The orange-eyed flatbill is about 13.5 cm long; one male weighed 11.5 g. The sexes have the same plumage. Adults have a cinnamon forecrown with olive-gray tips on the feathers. They have an olive-gray crown, buff lores, a pale eye-ring, and cinnamon-buff ear coverts. Their nape, back, rump, and uppertail coverts are pale olive-green. Their wings are dusky with greenish yellow edges on the greater coverts that form two wing bars and thin olive-green edges on the flight feather edges, some of which also have a cream far outer edge. Their tail is dusky with olive-green outer webs on most of the feathers. Their throat and chin are whitish buff, their upper breast ochraceous buff with duller sides, their lower breast and flanks pale yellow, their belly bright yellow, and their undertail coverts cream. They have a pale orangish brown or yellowish mauve iris, a wide flat bill with a black maxilla and a pale pinkish brown mandible, and bluish gray legs and feet.

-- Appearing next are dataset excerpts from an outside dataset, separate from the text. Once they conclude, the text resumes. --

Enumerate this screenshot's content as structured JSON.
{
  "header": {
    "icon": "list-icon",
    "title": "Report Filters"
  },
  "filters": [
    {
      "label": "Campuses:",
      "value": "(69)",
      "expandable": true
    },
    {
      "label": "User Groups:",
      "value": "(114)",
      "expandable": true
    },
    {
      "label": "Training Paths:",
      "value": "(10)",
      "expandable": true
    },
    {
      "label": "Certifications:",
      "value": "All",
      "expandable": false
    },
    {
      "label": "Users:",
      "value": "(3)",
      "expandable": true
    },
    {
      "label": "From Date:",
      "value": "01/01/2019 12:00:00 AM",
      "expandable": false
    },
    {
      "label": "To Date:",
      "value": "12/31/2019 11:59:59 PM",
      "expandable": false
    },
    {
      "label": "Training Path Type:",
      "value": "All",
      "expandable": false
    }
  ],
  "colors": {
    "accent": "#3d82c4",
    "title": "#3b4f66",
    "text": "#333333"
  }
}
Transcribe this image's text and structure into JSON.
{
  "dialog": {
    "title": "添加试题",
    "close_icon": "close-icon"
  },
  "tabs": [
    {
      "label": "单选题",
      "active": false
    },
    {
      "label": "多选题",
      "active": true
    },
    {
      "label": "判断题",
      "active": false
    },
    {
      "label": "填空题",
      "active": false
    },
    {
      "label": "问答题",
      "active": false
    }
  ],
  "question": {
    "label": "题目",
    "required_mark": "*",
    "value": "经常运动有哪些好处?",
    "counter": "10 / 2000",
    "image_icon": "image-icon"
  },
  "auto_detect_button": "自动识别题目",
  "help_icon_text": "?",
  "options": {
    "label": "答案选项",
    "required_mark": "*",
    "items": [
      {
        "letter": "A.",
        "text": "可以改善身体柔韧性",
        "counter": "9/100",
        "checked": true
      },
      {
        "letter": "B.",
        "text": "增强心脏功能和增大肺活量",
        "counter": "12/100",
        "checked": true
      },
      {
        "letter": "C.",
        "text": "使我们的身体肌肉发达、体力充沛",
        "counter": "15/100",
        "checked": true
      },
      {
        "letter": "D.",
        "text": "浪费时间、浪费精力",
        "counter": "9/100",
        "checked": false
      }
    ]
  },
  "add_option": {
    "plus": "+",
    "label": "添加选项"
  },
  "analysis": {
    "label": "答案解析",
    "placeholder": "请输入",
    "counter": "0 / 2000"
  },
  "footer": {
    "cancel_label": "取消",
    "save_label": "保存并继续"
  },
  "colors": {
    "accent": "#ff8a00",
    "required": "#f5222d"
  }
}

==Distribution and habitat==

The orange-eyed flatbill is a bird of the far western Amazon Basin. It is found from Putumayo Department in southern Colombia south through eastern Ecuador into northern Peru's Amazonas and Loreto departments. In addition, there are sight records in extreme southeastern Colombia's Amazonas Department near the Amazon River and eBird records further north in Colombia. The species' range might extend further east into far western Brazil. It is known along the Napo River in Ecuador and north of the Amazon and its tributaries in Colombia. It apparently replaces the yellow-olive flatbill (T. sulphurescens) north of the Amazon. The species inhabits riverside forest, especially seasonally flooded várzea. In Peru it is also known locally on older river islands. It primarily occurs from the forest's mid-story to its canopy. In elevation it reaches 300 m in Colombia and Ecuador; its maximum elevation in Peru isn't known.

==Behavior==
===Movement===

The orange-eyed flatbill is a year-round resident.

===Feeding===

The orange-eyed flatbill primarily feeds on insects, though details are lacking. It typically forages singly or in pairs and regularly joins mixed-species feeding flocks. It usually captures prey with outward or upward sallies to snatch it from leaves.

===Breeding===

The orange-eyed flatbill's breeding biology is essentially unknown. Its season includes June, during which juveniles being tended by adults were observed. Its nest is assumed to be similar to the hanging bag with an entrance tube made by other Tolmomyias flatbills.

===Vocalization===

The orange-eyed flatbill is best separated from other flatbills by its voice. One description of its song is "a rising series of short, rising-falling, raspy whistled notes: zreep zreeeep ZREEEP, final note often becoming clearer and more squeaky" and its call is "a rising-falling raspy whistle followed by a low chatter: ZREEE'chirr'rr". Another description of the song is "a series of up to 5-7 well-enunciated zhreee notes" and of the call a "
two-parted and buzzy wheeeeezzz-birrt or psi-trrrrrrrr.

==Status==

The IUCN has assessed the orange-eyed flatbill as being of Least Concern. It has a large range; its population size is not known and is believed to be decreasing. No immediate threats have been identified. It is considered rare and local in Colombia and Ecuador and "poorly known" in Peru. "Human activity has little short-term direct effect on the Orange-eyed Flatbill, other than the local effects of habitat destruction."